Die für die Kinderbetreuung zuständigen Länder haben diesen Appell in mehr oder minder deutliche Direktiven gegossen. Eindeutig fiel etwa die Version in Wien aus: Wer derzeit seinen Beruf zu Hause ausübt, solle die Kinder in den eigenen vier Wänden beaufsichtigen.

Dies ist aber für viele, die der Arbeitgeber in der Krise nicht radikal auf Kurzarbeit zurückgestuft hat, weltfremd. Kleinkinder im Haushalt lassen es schlicht nicht zu, dass sich beide Elternteile stundenlang hinter dem Computer verschanzen – ein Vollzeitjob ist im familiären Homeoffice Utopie. Es kann ja nicht der Anspruch sein, den Nachwuchs den ganzen Tag vom Fernseher sedieren zu lassen.

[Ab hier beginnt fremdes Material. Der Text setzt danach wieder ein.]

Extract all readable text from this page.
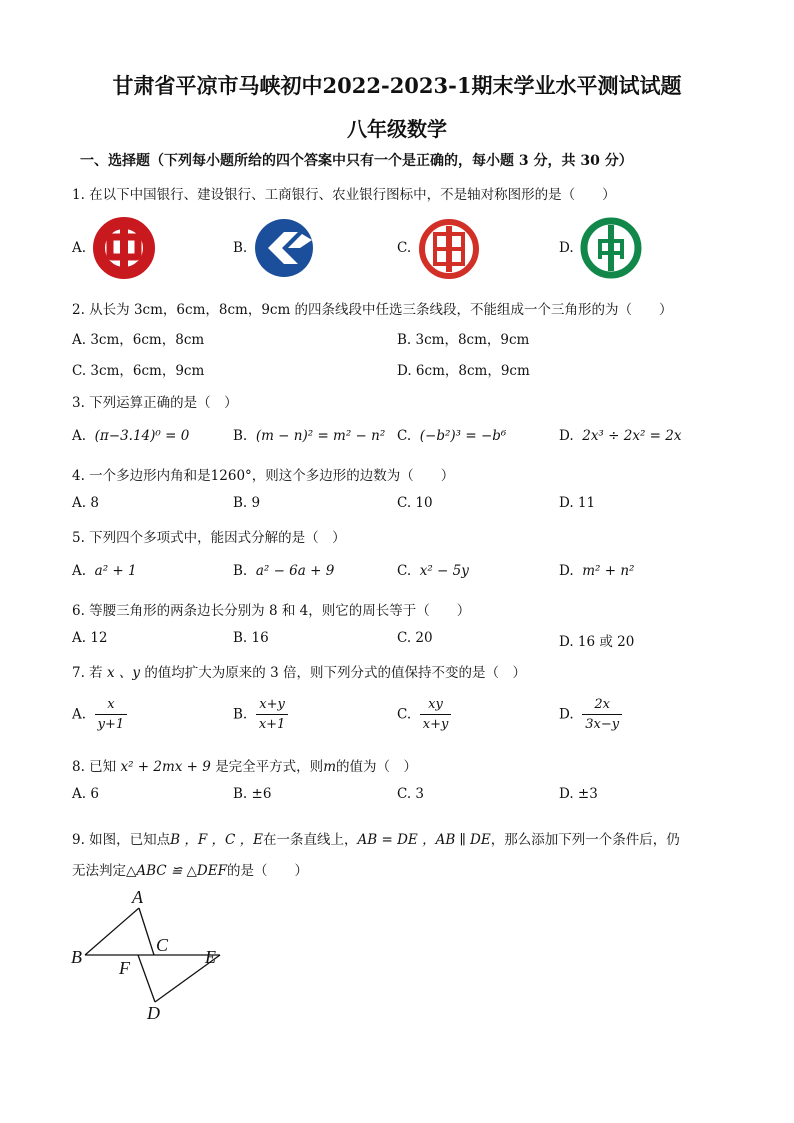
甘肃省平凉市马峡初中2022-2023-1期末学业水平测试试题
八年级数学
一、选择题（下列每小题所给的四个答案中只有一个是正确的，每小题 3 分，共 30 分）
1. 在以下中国银行、建设银行、工商银行、农业银行图标中，不是轴对称图形的是（　　）
A.	B.	C.	D.
2. 从长为 3cm，6cm，8cm，9cm 的四条线段中任选三条线段，不能组成一个三角形的为（　　）
A. 3cm，6cm，8cm	B. 3cm，8cm，9cm
C. 3cm，6cm，9cm	D. 6cm，8cm，9cm
3. 下列运算正确的是（　）
A. (π−3.14)⁰ = 0	B. (m − n)² = m² − n² C. (−b²)³ = −b⁶	D. 2x³ ÷ 2x² = 2x
4. 一个多边形内角和是1260°，则这个多边形的边数为（　　）
A. 8	B. 9	C. 10	D. 11
5. 下列四个多项式中，能因式分解的是（　）
A. a² + 1	B. a² − 6a + 9	C. x² − 5y	D. m² + n²
6. 等腰三角形的两条边长分别为 8 和 4，则它的周长等于（　　）
A. 12	B. 16	C. 20	D. 16 或 20
7. 若 x 、y 的值均扩大为原来的 3 倍，则下列分式的值保持不变的是（　）
A. $\frac{x}{y+1}$	B. $\frac{x+y}{x+1}$	C. $\frac{xy}{x+y}$	D. $\frac{2x}{3x-y}$
8. 已知 x² + 2mx + 9 是完全平方式，则m的值为（　）
A. 6	B. ±6	C. 3	D. ±3
9. 如图，已知点B ，F ，C ，E在一条直线上，AB = DE ，AB ∥ DE，那么添加下列一个条件后，仍
无法判定△ABC ≌ △DEF的是（　　）
A
B
C
F
E
D
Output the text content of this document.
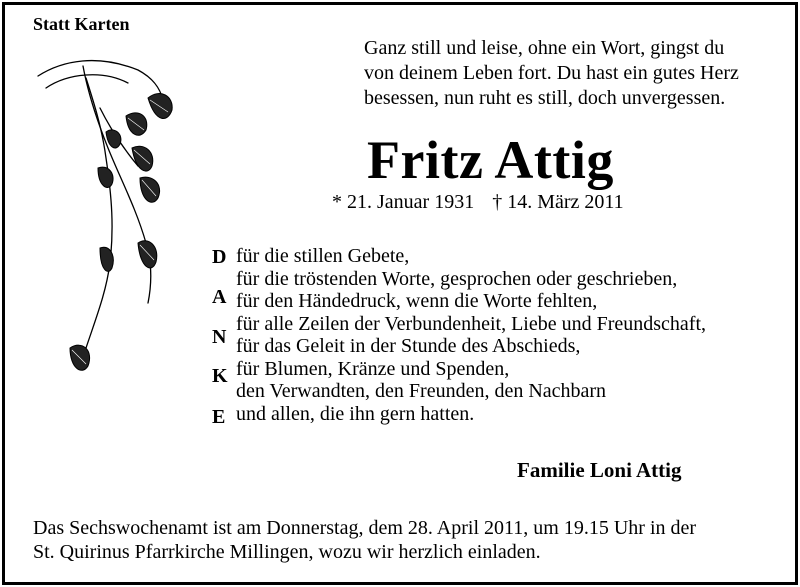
Statt Karten
Ganz still und leise, ohne ein Wort, gingst du
von deinem Leben fort. Du hast ein gutes Herz
besessen, nun ruht es still, doch unvergessen.
Fritz Attig
* 21. Januar 1931 † 14. März 2011
D
A
N
K
E
für die stillen Gebete,
für die tröstenden Worte, gesprochen oder geschrieben,
für den Händedruck, wenn die Worte fehlten,
für alle Zeilen der Verbundenheit, Liebe und Freundschaft,
für das Geleit in der Stunde des Abschieds,
für Blumen, Kränze und Spenden,
den Verwandten, den Freunden, den Nachbarn
und allen, die ihn gern hatten.
Familie Loni Attig
Das Sechswochenamt ist am Donnerstag, dem 28. April 2011, um 19.15 Uhr in der
St. Quirinus Pfarrkirche Millingen, wozu wir herzlich einladen.
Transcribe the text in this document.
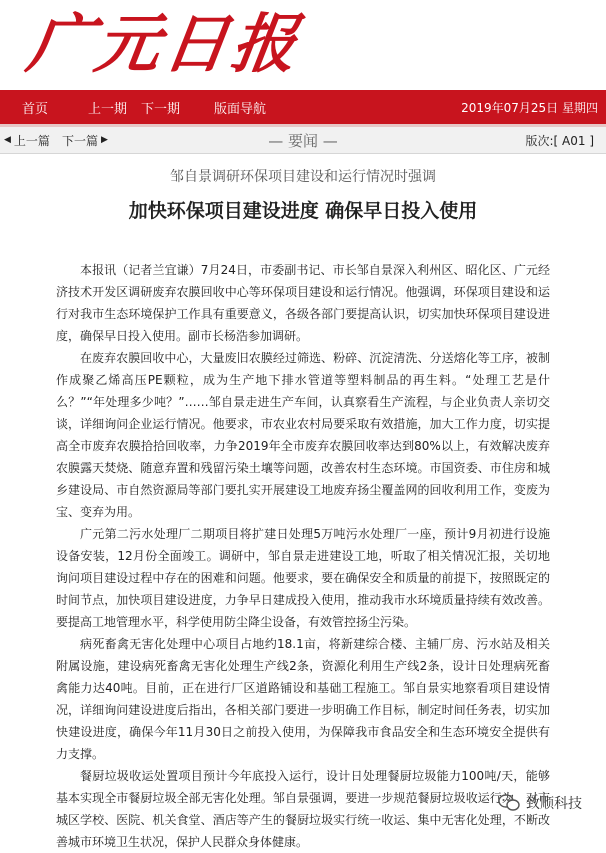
广元日报
首页	上一期 下一期	版面导航	2019年07月25日 星期四
◀ 上一篇 下一篇 ▶	— 要闻 —	版次:[ A01 ]
邹自景调研环保项目建设和运行情况时强调
加快环保项目建设进度 确保早日投入使用

本报讯（记者兰宜谦）7月24日，市委副书记、市长邹自景深入利州区、昭化区、广元经济技术开发区调研废弃农膜回收中心等环保项目建设和运行情况。他强调，环保项目建设和运行对我市生态环境保护工作具有重要意义，各级各部门要提高认识，切实加快环保项目建设进度，确保早日投入使用。副市长杨浩参加调研。

在废弃农膜回收中心，大量废旧农膜经过筛选、粉碎、沉淀清洗、分送熔化等工序，被制作成聚乙烯高压PE颗粒，成为生产地下排水管道等塑料制品的再生料。“处理工艺是什么？”“年处理多少吨？”……邹自景走进生产车间，认真察看生产流程，与企业负责人亲切交谈，详细询问企业运行情况。他要求，市农业农村局要采取有效措施，加大工作力度，切实提高全市废弃农膜拾拾回收率，力争2019年全市废弃农膜回收率达到80%以上，有效解决废弃农膜露天焚烧、随意弃置和残留污染土壤等问题，改善农村生态环境。市国资委、市住房和城乡建设局、市自然资源局等部门要扎实开展建设工地废弃扬尘覆盖网的回收利用工作，变废为宝、变弃为用。

广元第二污水处理厂二期项目将扩建日处理5万吨污水处理厂一座，预计9月初进行设施设备安装，12月份全面竣工。调研中，邹自景走进建设工地，听取了相关情况汇报，关切地询问项目建设过程中存在的困难和问题。他要求，要在确保安全和质量的前提下，按照既定的时间节点，加快项目建设进度，力争早日建成投入使用，推动我市水环境质量持续有效改善。要提高工地管理水平，科学使用防尘降尘设备，有效管控扬尘污染。

病死畜禽无害化处理中心项目占地约18.1亩，将新建综合楼、主辅厂房、污水站及相关附属设施，建设病死畜禽无害化处理生产线2条，资源化利用生产线2条，设计日处理病死畜禽能力达40吨。目前，正在进行厂区道路铺设和基础工程施工。邹自景实地察看项目建设情况，详细询问建设进度后指出，各相关部门要进一步明确工作目标，制定时间任务表，切实加快建设进度，确保今年11月30日之前投入使用，为保障我市食品安全和生态环境安全提供有力支撑。

餐厨垃圾收运处置项目预计今年底投入运行，设计日处理餐厨垃圾能力100吨/天，能够基本实现全市餐厨垃圾全部无害化处理。邹自景强调，要进一步规范餐厨垃圾收运行为，对市城区学校、医院、机关食堂、酒店等产生的餐厨垃圾实行统一收运、集中无害化处理，不断改善城市环境卫生状况，保护人民群众身体健康。

致顺科技
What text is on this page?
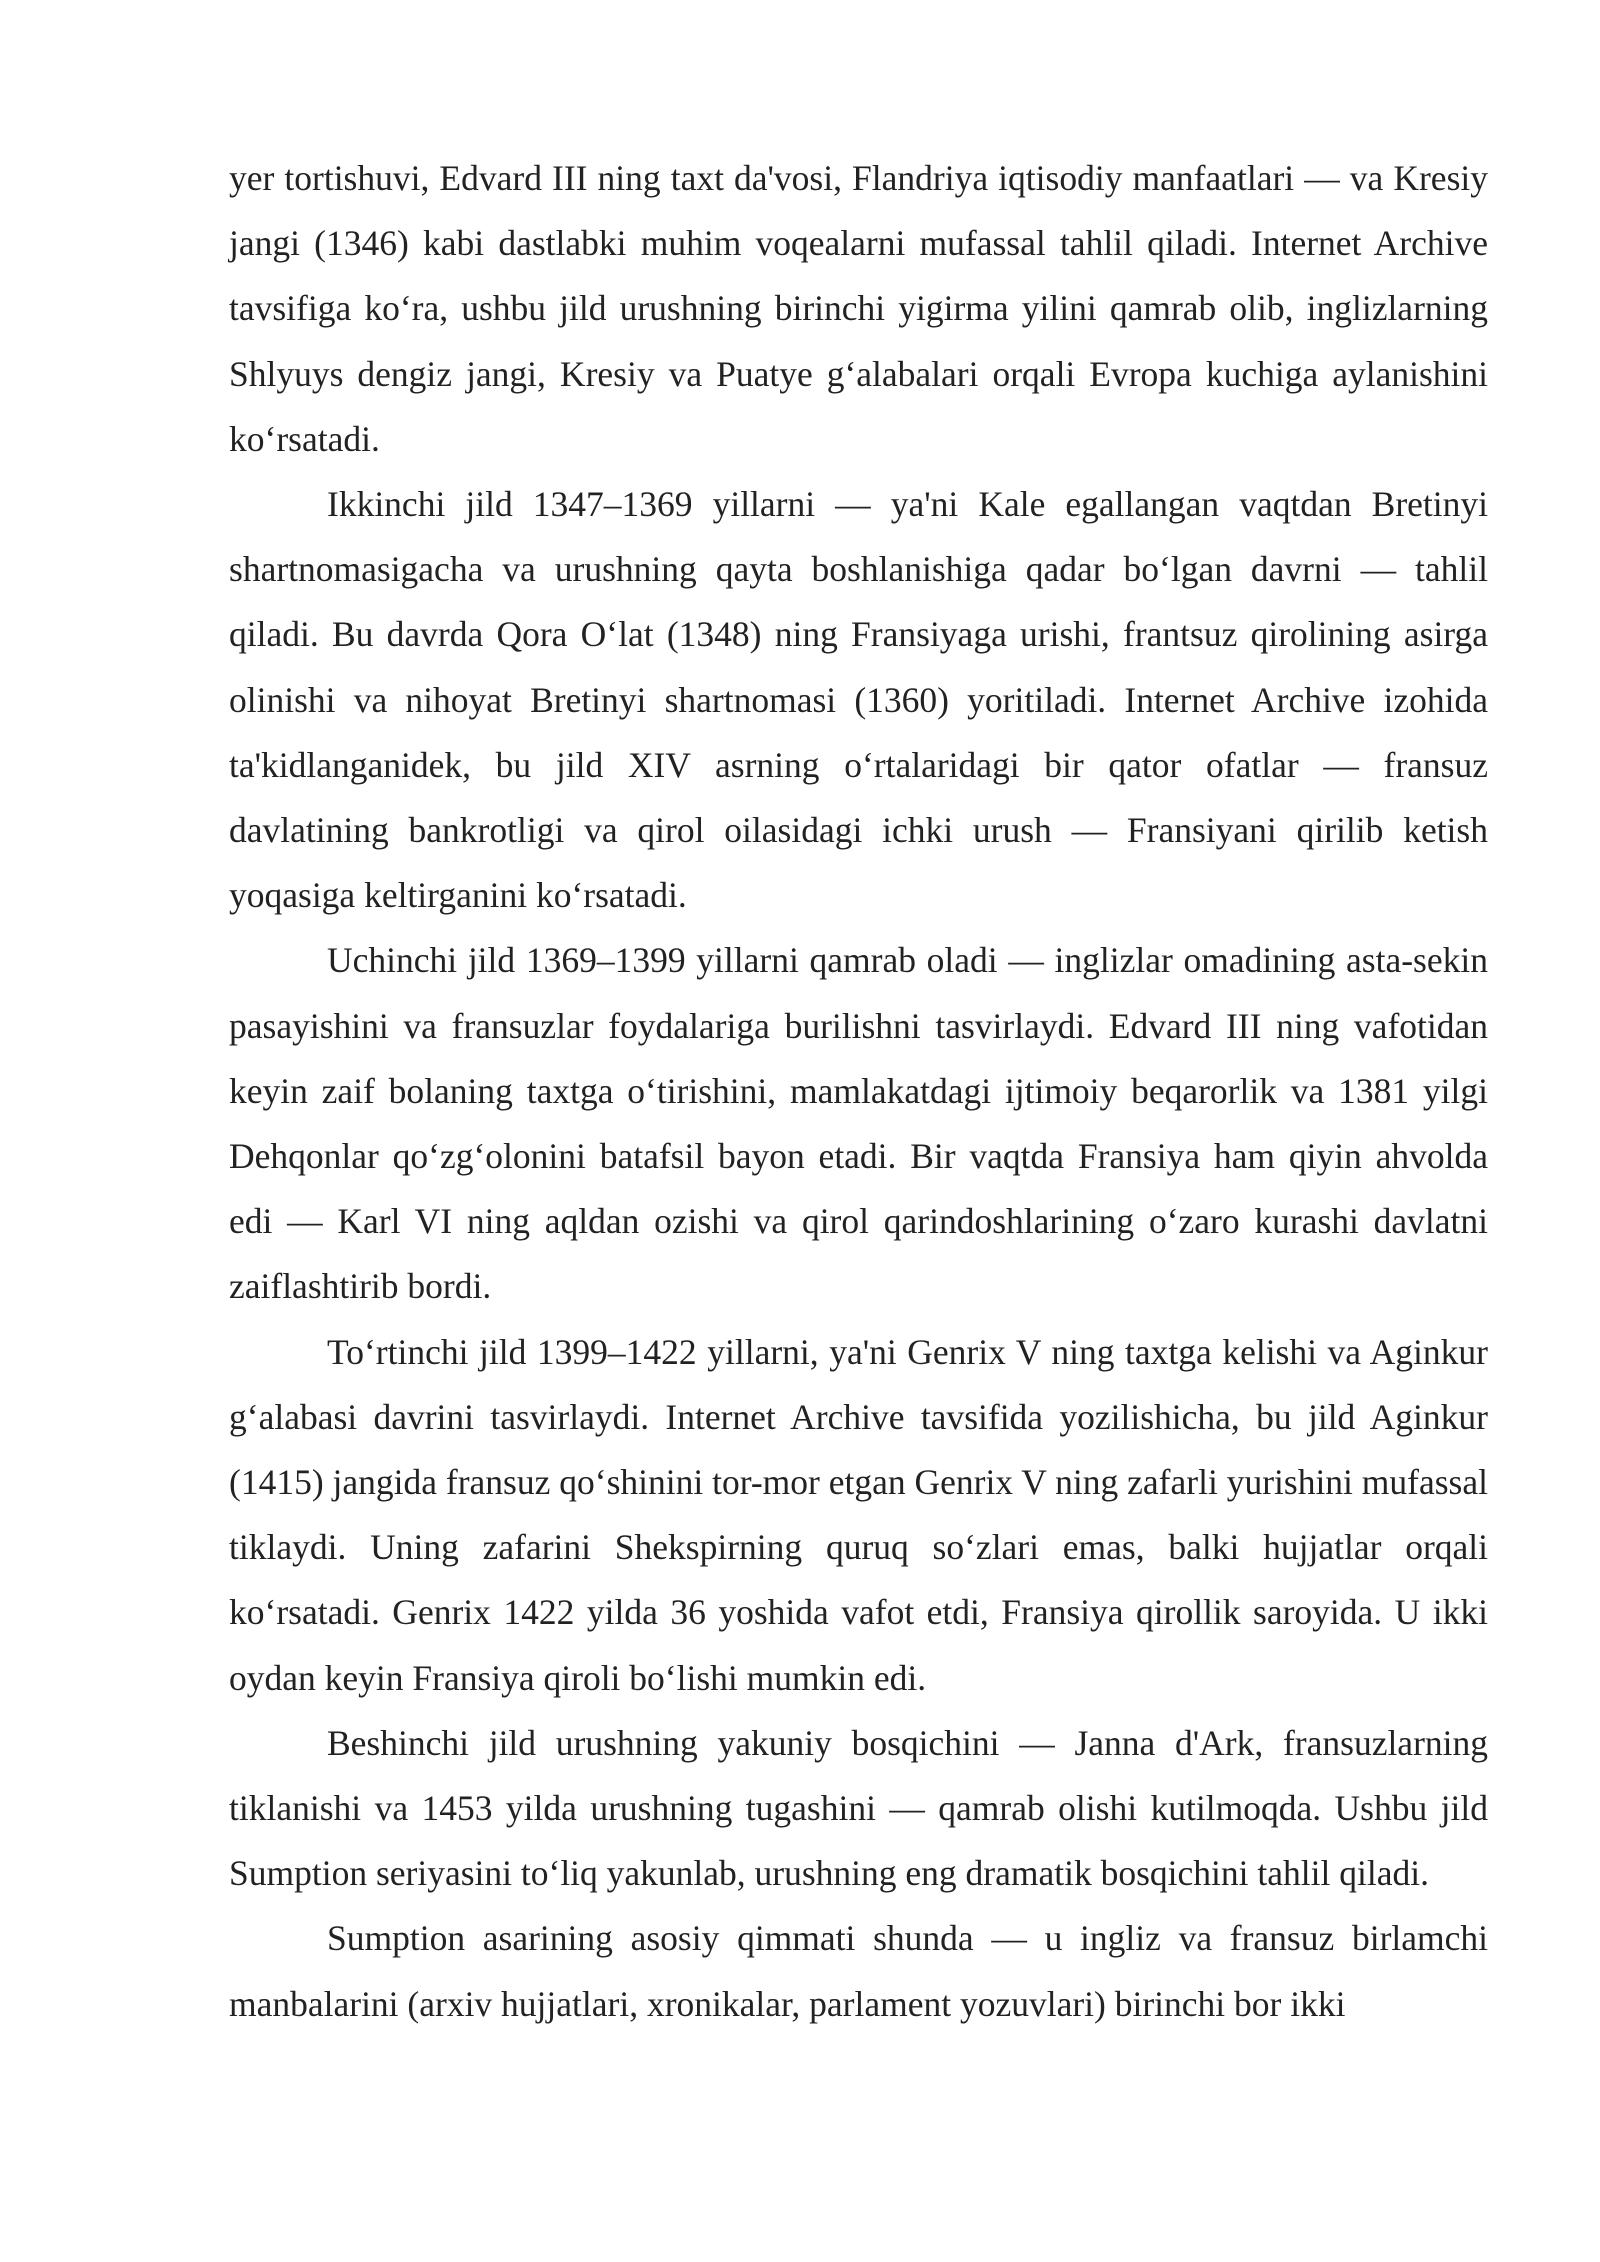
yer tortishuvi, Edvard III ning taxt da'vosi, Flandriya iqtisodiy manfaatlari — va Kresiy jangi (1346) kabi dastlabki muhim voqealarni mufassal tahlil qiladi. Internet Archive tavsifiga ko‘ra, ushbu jild urushning birinchi yigirma yilini qamrab olib, inglizlarning Shlyuys dengiz jangi, Kresiy va Puatye g‘alabalari orqali Evropa kuchiga aylanishini ko‘rsatadi.

Ikkinchi jild 1347–1369 yillarni — ya'ni Kale egallangan vaqtdan Bretinyi shartnomasigacha va urushning qayta boshlanishiga qadar bo‘lgan davrni — tahlil qiladi. Bu davrda Qora O‘lat (1348) ning Fransiyaga urishi, frantsuz qirolining asirga olinishi va nihoyat Bretinyi shartnomasi (1360) yoritiladi. Internet Archive izohida ta'kidlanganidek, bu jild XIV asrning o‘rtalaridagi bir qator ofatlar — fransuz davlatining bankrotligi va qirol oilasidagi ichki urush — Fransiyani qirilib ketish yoqasiga keltirganini ko‘rsatadi.

Uchinchi jild 1369–1399 yillarni qamrab oladi — inglizlar omadining asta-sekin pasayishini va fransuzlar foydalariga burilishni tasvirlaydi. Edvard III ning vafotidan keyin zaif bolaning taxtga o‘tirishini, mamlakatdagi ijtimoiy beqarorlik va 1381 yilgi Dehqonlar qo‘zg‘olonini batafsil bayon etadi. Bir vaqtda Fransiya ham qiyin ahvolda edi — Karl VI ning aqldan ozishi va qirol qarindoshlarining o‘zaro kurashi davlatni zaiflashtirib bordi.

To‘rtinchi jild 1399–1422 yillarni, ya'ni Genrix V ning taxtga kelishi va Aginkur g‘alabasi davrini tasvirlaydi. Internet Archive tavsifida yozilishicha, bu jild Aginkur (1415) jangida fransuz qo‘shinini tor-mor etgan Genrix V ning zafarli yurishini mufassal tiklaydi. Uning zafarini Shekspirning quruq so‘zlari emas, balki hujjatlar orqali ko‘rsatadi. Genrix 1422 yilda 36 yoshida vafot etdi, Fransiya qirollik saroyida. U ikki oydan keyin Fransiya qiroli bo‘lishi mumkin edi.

Beshinchi jild urushning yakuniy bosqichini — Janna d'Ark, fransuzlarning tiklanishi va 1453 yilda urushning tugashini — qamrab olishi kutilmoqda. Ushbu jild Sumption seriyasini to‘liq yakunlab, urushning eng dramatik bosqichini tahlil qiladi.

Sumption asarining asosiy qimmati shunda — u ingliz va fransuz birlamchi manbalarini (arxiv hujjatlari, xronikalar, parlament yozuvlari) birinchi bor ikki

Eine gewisse Abhilfe gibt es. Die Kindergärten bieten auch an, in besonderen Situationen einzuspringen, engagierte Leiterinnen telefonieren – um beim Beispiel Wien zu bleiben – jede einzelne Familie durch, um nach den Bedürfnissen zu fragen. Ähnliches hat der Bundeskanzler verlautbart: Es sei "keine Schande", tageweise Betreuung in Anspruch zu nehmen, wenn die Lage in der eigenen Wohnung unerträglich wird. Diese Empfehlung wird dem Problem jedoch nicht gerecht. Statt bloß punktueller Nothilfe brauchen berufstätige Eltern durchgehende verlässliche Lösungen.

Die Regierung hat dabei noch nicht alle Möglichkeiten ausgeschöpft. So können Arbeitnehmer derzeit nur dann eine Sonderbetreuungszeit in Anspruch nehmen, wenn der Arbeitgeber zustimmt. Ein Rechtsanspruch, wie ihn die Arbeiterkammer fordert, wäre ein Baustein, um mehr Entlastung zu bieten – wobei der Staat den krisengebeutelten Unternehmen die Lohnfortzahlung abnehmen sollte.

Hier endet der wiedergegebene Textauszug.